H23H-1669
Spatial and Temporal Stream Temperature Response to Contemporary Forest Harvesting in the Oregon Coast Range

Tuesday, 15 December 2015
Poster Hall (Moscone South)
Kevin D. Bladon, Oregon State University, Forest Engineering, Resources, and Management, Corvallis, OR, United States, Jeffrey T. Light, Plum Creek Timber Company, Toledo, OR, United States and Mark Teply, Cramer Fish Sciences, Lacey, WA, United States
Abstract:
Historical research at the Alsea Watershed Study (1958-1973), in the Oregon Coast Range, demonstrated that clear-cut harvesting, with complete removal of riparian vegetation, can result in large and dramatic changes in mean daily, maximum daily, diurnal variation, and annual patterns in stream temperature (Ts).
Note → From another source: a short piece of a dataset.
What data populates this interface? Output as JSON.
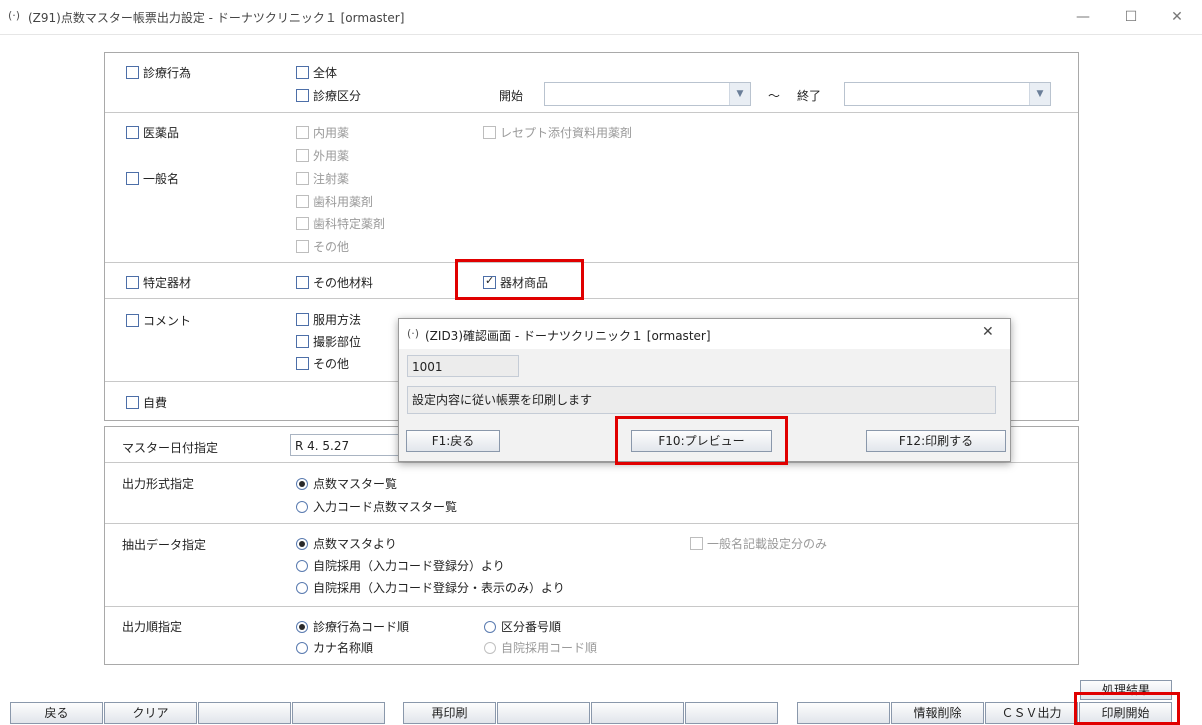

This previous research was instrumental in the addition of regulations in the Oregon Forest Practices Act of 1971, necessitating retention of streamside vegetation (riparian management zones) in harvest units to maintain water quality and aquatic habitat. Due to the ecological importance of Ts, preventing or mitigating changes in the thermal regime following land use activities, such as forest harvesting, is a primary focus of contemporary forest watershed management. The Alsea Watershed Study Revisited (2006-Present) has provided a unique opportunity to investigate the Ts responses to contemporary forest harvesting practices and compare these with the impacts from the 1960’s harvest. In general, Ts increases from late spring through about mid-July, with peak Ts occuring between about mid-July and mid-August, after which Ts decreases into the fall. During the pre-harvest period (2006-2008; n=244) the June to September mean daily maximum Ts was 13.0°C in Flynn Creek (control) and 12.0°C in Needle Branch (harvested). In the post-harvest period (2010-2012; n=240) the June to September mean daily maximum Ts was 12.4°C in Flynn Creek (control) and 12.0°C in Needle Branch (harvested). Similarly, the difference (Flynn Ck – Needle Branch) in 7 day moving mean of daily maximum Ts decreased from the pre-harvest (1.0°C) to the post-harvest (0.3°C) period, which was principally driven by a decrease in Ts in the control catchment. Longitudinal sampling of Ts within Needle Branch indicated a cooling trend such that the slight increases in post-harvest Ts weren’t detectable in downstream, unharvested stream reaches.